Social sciences don’t have that get-out-of-jail-free card: they address precisely that kind of supervening cause: behaviour that is, intrinsically, unpredictable. Psychology, sociology, anthropology, economics — these concern themselves with human agents, who are influenced by each other — which is why we don’t use physical science to predict their behaviour. Social sciences have to deal with the inherently complex, non-Gaussian interactions between human beings.[9]

Behaviourism and The Ghost in the Machine

Now it wasn’t always like that. Fifty years ago psychologists were waging a battle royale against the positivist branch of their own discipline, which insisted on on proceeding by reference, exclusively, to “public events” and ignoring private mental events. Can you imagine it: a psychology which ignores private mental events? Can you imagine an approach to artificially reconstructing natural intelligence which ignores private mental events?
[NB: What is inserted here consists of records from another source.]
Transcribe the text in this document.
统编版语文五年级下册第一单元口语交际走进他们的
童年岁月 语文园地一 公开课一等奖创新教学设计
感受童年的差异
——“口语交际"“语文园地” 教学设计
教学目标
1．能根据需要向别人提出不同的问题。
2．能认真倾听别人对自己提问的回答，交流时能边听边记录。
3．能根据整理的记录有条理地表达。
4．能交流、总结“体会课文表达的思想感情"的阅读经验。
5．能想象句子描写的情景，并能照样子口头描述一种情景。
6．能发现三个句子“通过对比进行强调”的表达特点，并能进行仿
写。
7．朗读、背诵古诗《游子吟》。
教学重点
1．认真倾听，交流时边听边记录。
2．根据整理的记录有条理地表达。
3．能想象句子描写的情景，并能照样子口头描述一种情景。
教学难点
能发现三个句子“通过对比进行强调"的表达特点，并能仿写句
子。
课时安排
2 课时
On the strength of this doctrine, the Behaviorists proceeded to purge psychology of all intangibles and unapproachables. The terms ‘consciousness’, ‘mind’, ‘imagination’ and ‘purpose’, together with a score of others were declared to be unscientific, treated as dirty words, and banned from the vocabulary. ...
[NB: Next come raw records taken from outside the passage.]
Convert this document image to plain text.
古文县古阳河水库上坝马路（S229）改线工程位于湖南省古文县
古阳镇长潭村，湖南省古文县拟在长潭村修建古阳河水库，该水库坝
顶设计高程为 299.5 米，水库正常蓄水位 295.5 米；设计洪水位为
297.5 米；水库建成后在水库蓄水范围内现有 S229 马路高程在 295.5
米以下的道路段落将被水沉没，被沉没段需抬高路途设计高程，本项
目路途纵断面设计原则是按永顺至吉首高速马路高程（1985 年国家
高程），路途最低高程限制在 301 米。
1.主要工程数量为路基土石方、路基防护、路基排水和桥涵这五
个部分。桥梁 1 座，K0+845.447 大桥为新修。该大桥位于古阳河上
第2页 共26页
It was the first ideological purge of such a radical kind in the domain of scientists, predating the ideological purchase in totalitarian politics, but inspired by the same single-mindedness true fanatics.
—Arthur Koestler, The Ghost in the Machine

You might ask what has changed, for it seems that the contemporary interest in in neural networks, big data and natural language processing, all of which eschew the intentional fallacy, adopt exactly the Behaviourist disposition. Don’t they? On one hand, they have no choice: if human psychologists are struggling to understand how consciousness works in situ, in the actual mesh of living veins, in cell of padded bone, is it any wonder people looking at its proxy in a digital network might not bother?

See also

References

  1. This assumes there is not a finite end-point to the universe; by no means settled cosmology, but hardly a rash assumption. And given how little we have of it, the universe’s total information content might as well be infinite, when compared to our finite collection of mortal data. Even the total, ungathered-by-mortal-hand, information content generated by the whole universe to date, not even counting the unknowable future, is as good as infinite.
  2. There is no data from the future.
  3. Eric Schmidt said something like this in 2011, and it sounds totally made up, but let’s run with it, hey?
  4. Get off Twitter, okay? For all of our sakes.
  5. That means, really small.
  6. The Hidden Half: How the World Conceals its Secrets, by Michael Blastland.
  7. Provisional theory: “information” is data framed with a hypothesis.
  8. The technical term: “platykurtic”.
  9. physical sciences set up closed logical systems within which their rules will work, and often these systems are dramatically simplified as compared with anything you see in the real world: Newton, for example, assumes a frictionless, stationery, stable, neutral frame of reference: circumstances which, in any observed environment, do not and cannot not exist. Nancy Cartwright calls these structures “nomological machines”. Because of this explicit caveat, we can put any variances between Newton’s prediction and the observed outcome down not to falsification, but to the messy real world “contaminating” the idealised experimental conditions. Hence, the proverbial crisp packet blowing across St Mark’s Square.